Le tribunal d’application des peines a ordonné vendredi la libération du militant libanais propalestinien Georges Ibrahim Abdallah, emprisonné depuis 40 ans pour complicité de meurtre de deux diplomates, décision dont l’exécution a toutefois été suspendue par un appel du Parquet national antiterroriste (Pnat).
« Par décision en date du jour, le tribunal d’application des peines a admis Georges Ibrahim Abdallah au bénéfice de la libération conditionnelle à compter du 6 décembre prochain, subordonnée à la condition de quitter le territoire national et de ne plus y paraître », a précisé le Pnat dans un communiqué à l’AFP.
Après l’appel du Pnat, il revient à la cour d’appel d’application des peines de définir une date d’audience, généralement « dans les trois mois », a déclaré Me Chalanset, l’avocat de M. Abdallah.
Né le 2 avril 1951 à Koubayat (nord du Liban), ce chrétien de rite grec-orthodoxe milite à 15 ans au Parti populaire syrien, formation favorable à une « Grande Syrie » incluant Liban et Palestine.
Blessé pendant l’invasion du Liban par Israël en 1978, il adhère au Front populaire de libération de la Palestine (FPLP), mouvement communiste et anti-impérialiste de Georges Habache.
Fondateur de l’organisation marxiste terroriste FARL
L’instituteur taciturne fonde ensuite, avec ses frères et des cousins, les Fractions armées révolutionnaires libanaises (FARL). Il a déjà des contacts avec des mouvements terroristes : Action directe (France), Brigades rouges (Italie), le Vénézuélien Carlos et Fraction Armée rouge (Allemagne).

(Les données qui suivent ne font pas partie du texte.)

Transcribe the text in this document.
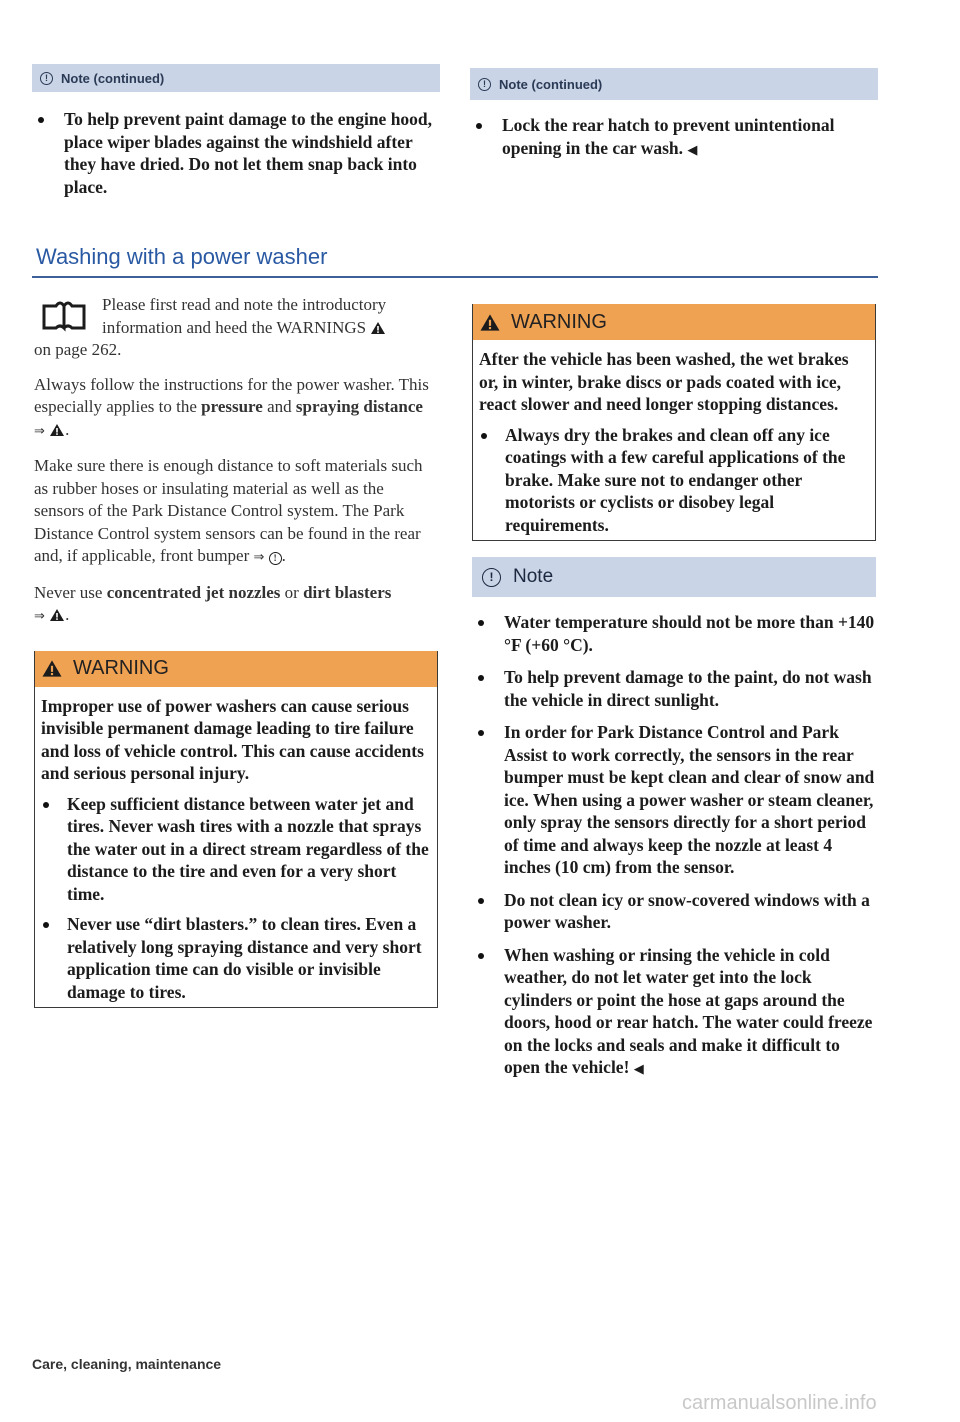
!	Note (continued)
To help prevent paint damage to the engine hood, place wiper blades against the windshield after they have dried. Do not let them snap back into place.
!	Note (continued)
Lock the rear hatch to prevent unintentional opening in the car wash. ◀
Washing with a power washer

Please first read and note the introductory information and heed the WARNINGS
on page 262.

Always follow the instructions for the power washer. This especially applies to the pressure and spraying distance ⇒ .

Make sure there is enough distance to soft materials such as rubber hoses or insulating material as well as the sensors of the Park Distance Control system. The Park Distance Control system sensors can be found in the rear and, if applicable, front bumper ⇒ ! .

Never use concentrated jet nozzles or dirt blasters
⇒ .

WARNING

Improper use of power washers can cause serious invisible permanent damage leading to tire failure and loss of vehicle control. This can cause accidents and serious personal injury.

Keep sufficient distance between water jet and tires. Never wash tires with a nozzle that sprays the water out in a direct stream regardless of the distance to the tire and even for a very short time.
Never use “dirt blasters.” to clean tires. Even a relatively long spraying distance and very short application time can do visible or invisible damage to tires.
WARNING

After the vehicle has been washed, the wet brakes or, in winter, brake discs or pads coated with ice, react slower and need longer stopping distances.

Always dry the brakes and clean off any ice coatings with a few careful applications of the brake. Make sure not to endanger other motorists or cyclists or disobey legal requirements.
!	Note
Water temperature should not be more than +140 °F (+60 °C).
To help prevent damage to the paint, do not wash the vehicle in direct sunlight.
In order for Park Distance Control and Park Assist to work correctly, the sensors in the rear bumper must be kept clean and clear of snow and ice. When using a power washer or steam cleaner, only spray the sensors directly for a short period of time and always keep the nozzle at least 4 inches (10 cm) from the sensor.
Do not clean icy or snow-covered windows with a power washer.
When washing or rinsing the vehicle in cold weather, do not let water get into the lock cylinders or point the hose at gaps around the doors, hood or rear hatch. The water could freeze on the locks and seals and make it difficult to open the vehicle! ◀
Care, cleaning, maintenance
carmanualsonline.info
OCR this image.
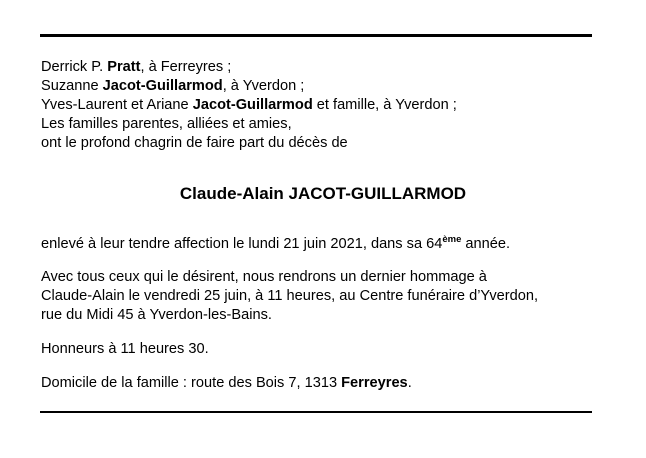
Derrick P. Pratt, à Ferreyres ;
Suzanne Jacot-Guillarmod, à Yverdon ;
Yves-Laurent et Ariane Jacot-Guillarmod et famille, à Yverdon ;
Les familles parentes, alliées et amies,
ont le profond chagrin de faire part du décès de
Claude-Alain JACOT-GUILLARMOD
enlevé à leur tendre affection le lundi 21 juin 2021, dans sa 64ème année.
Avec tous ceux qui le désirent, nous rendrons un dernier hommage à
Claude-Alain le vendredi 25 juin, à 11 heures, au Centre funéraire d’Yverdon,
rue du Midi 45 à Yverdon-les-Bains.
Honneurs à 11 heures 30.
Domicile de la famille : route des Bois 7, 1313 Ferreyres.
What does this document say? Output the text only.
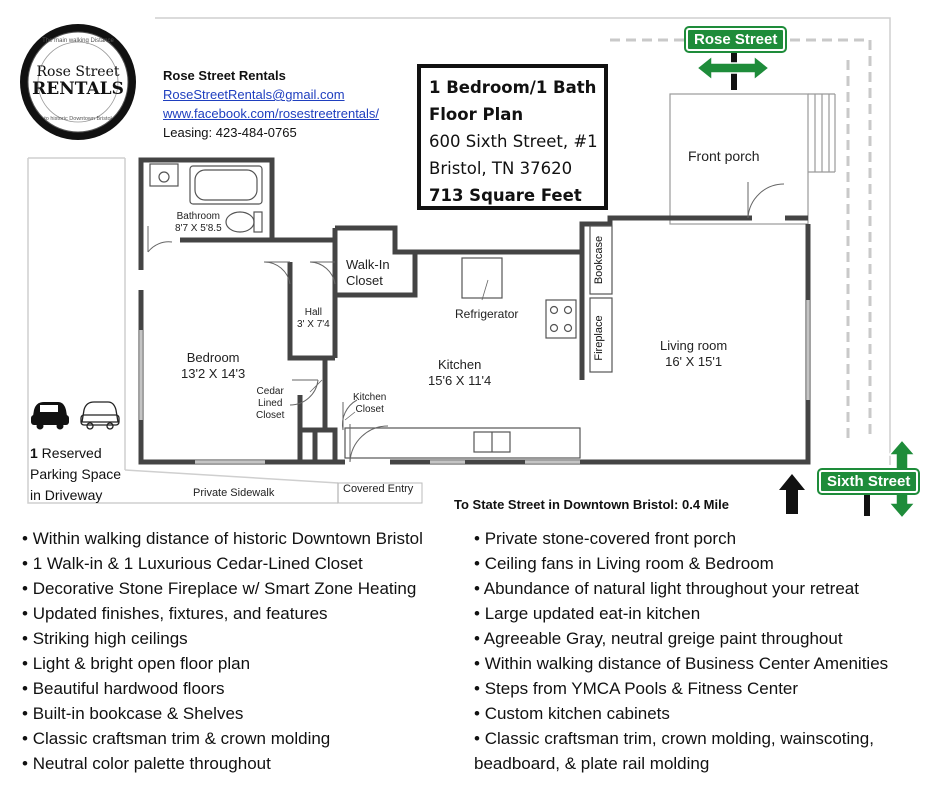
The main walking Distance
Rose Street
RENTALS
to historic Downtown Bristol
Rose Street Rentals
RoseStreetRentals@gmail.com
www.facebook.com/rosestreetrentals/
Leasing: 423-484-0765
1 Bedroom/1 Bath
Floor Plan
600 Sixth Street, #1
Bristol, TN 37620
713 Square Feet
Rose Street
Sixth Street
Bathroom
8'7 X 5'8.5
Walk-In
Closet
Hall
3' X 7'4
Refrigerator
Bedroom
13'2 X 14'3
Cedar
Lined
Closet
Kitchen
Closet
Kitchen
15'6 X 11'4
Bookcase
Fireplace	Living room
16' X 15'1
Front porch
Private Sidewalk	Covered Entry
1 Reserved
Parking Space
in Driveway
To State Street in Downtown Bristol: 0.4 Mile
• Within walking distance of historic Downtown Bristol
• 1 Walk-in & 1 Luxurious Cedar-Lined Closet
• Decorative Stone Fireplace w/ Smart Zone Heating
• Updated finishes, fixtures, and features
• Striking high ceilings
• Light & bright open floor plan
• Beautiful hardwood floors
• Built-in bookcase & Shelves
• Classic craftsman trim & crown molding
• Neutral color palette throughout
• Private stone-covered front porch
• Ceiling fans in Living room & Bedroom
• Abundance of natural light throughout your retreat
• Large updated eat-in kitchen
• Agreeable Gray, neutral greige paint throughout
• Within walking distance of Business Center Amenities
• Steps from YMCA Pools & Fitness Center
• Custom kitchen cabinets
• Classic craftsman trim, crown molding, wainscoting,
beadboard, & plate rail molding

Groupuscule marxiste pro-syrien et anti-israélien, les FARL revendiquent cinq attentats, dont quatre mortels en 1981-1982 en France.
Les conditions de l’arrestation d’Abdallah sont inédites. Le 24 octobre 1984, il entre dans un commissariat de Lyon, demandant à être protégé des tueurs du Mossad qu’il dit sur ses traces.
Il est alors détenteur d’un passeport algérien, après avoir eu des passeports maltais, marocain et yéménite, utiles pour ses nombreux voyages (Yougoslavie, Italie, Espagne, Suisse, Chypre…). Mais la DST comprend vite que l’homme au français parfait n’est pas un touriste mais Abdel Kader Saadi, « nom de guerre » d’Abdallah.
Dans un de ses appartements à Paris, on découvre un arsenal dont des pistolets mitrailleurs et des postes émetteurs-récepteurs.
Condamné en 1986 à Lyon à quatre ans de prison pour association de malfaiteurs et détention d’armes et d’explosifs, il est jugé l’année suivante par la cour d’assises spéciale de Paris pour complicité dans l’assassinat en 1982 de deux diplomates, l’Américain Charles Ray et l’Israélien Yacov Barsimentov, et la tentative d’assassinat d’un troisième en 1984.
Abdallah nie, réaffirme « je suis un combattant, pas un criminel ». « L’itinéraire que j’ai suivi a été commandé par les atteintes aux droits de l’Homme perpétrées contre la Palestine », se défendait-il devant les juges. Mais il est condamné à la perpétuité, l’avocat général ayant requis dix ans d’emprisonnement.
Dans ses mémoires, Me Georges Kiejman, avocat des parties civiles, évoque un accusé se conduisant « comme le terroriste militant qu’il disait ne pas être ». « Il insultait tout le monde, nous traitait de “porcs” et de “sales impérialistes”, il a dû être expulsé de la salle d’audience ».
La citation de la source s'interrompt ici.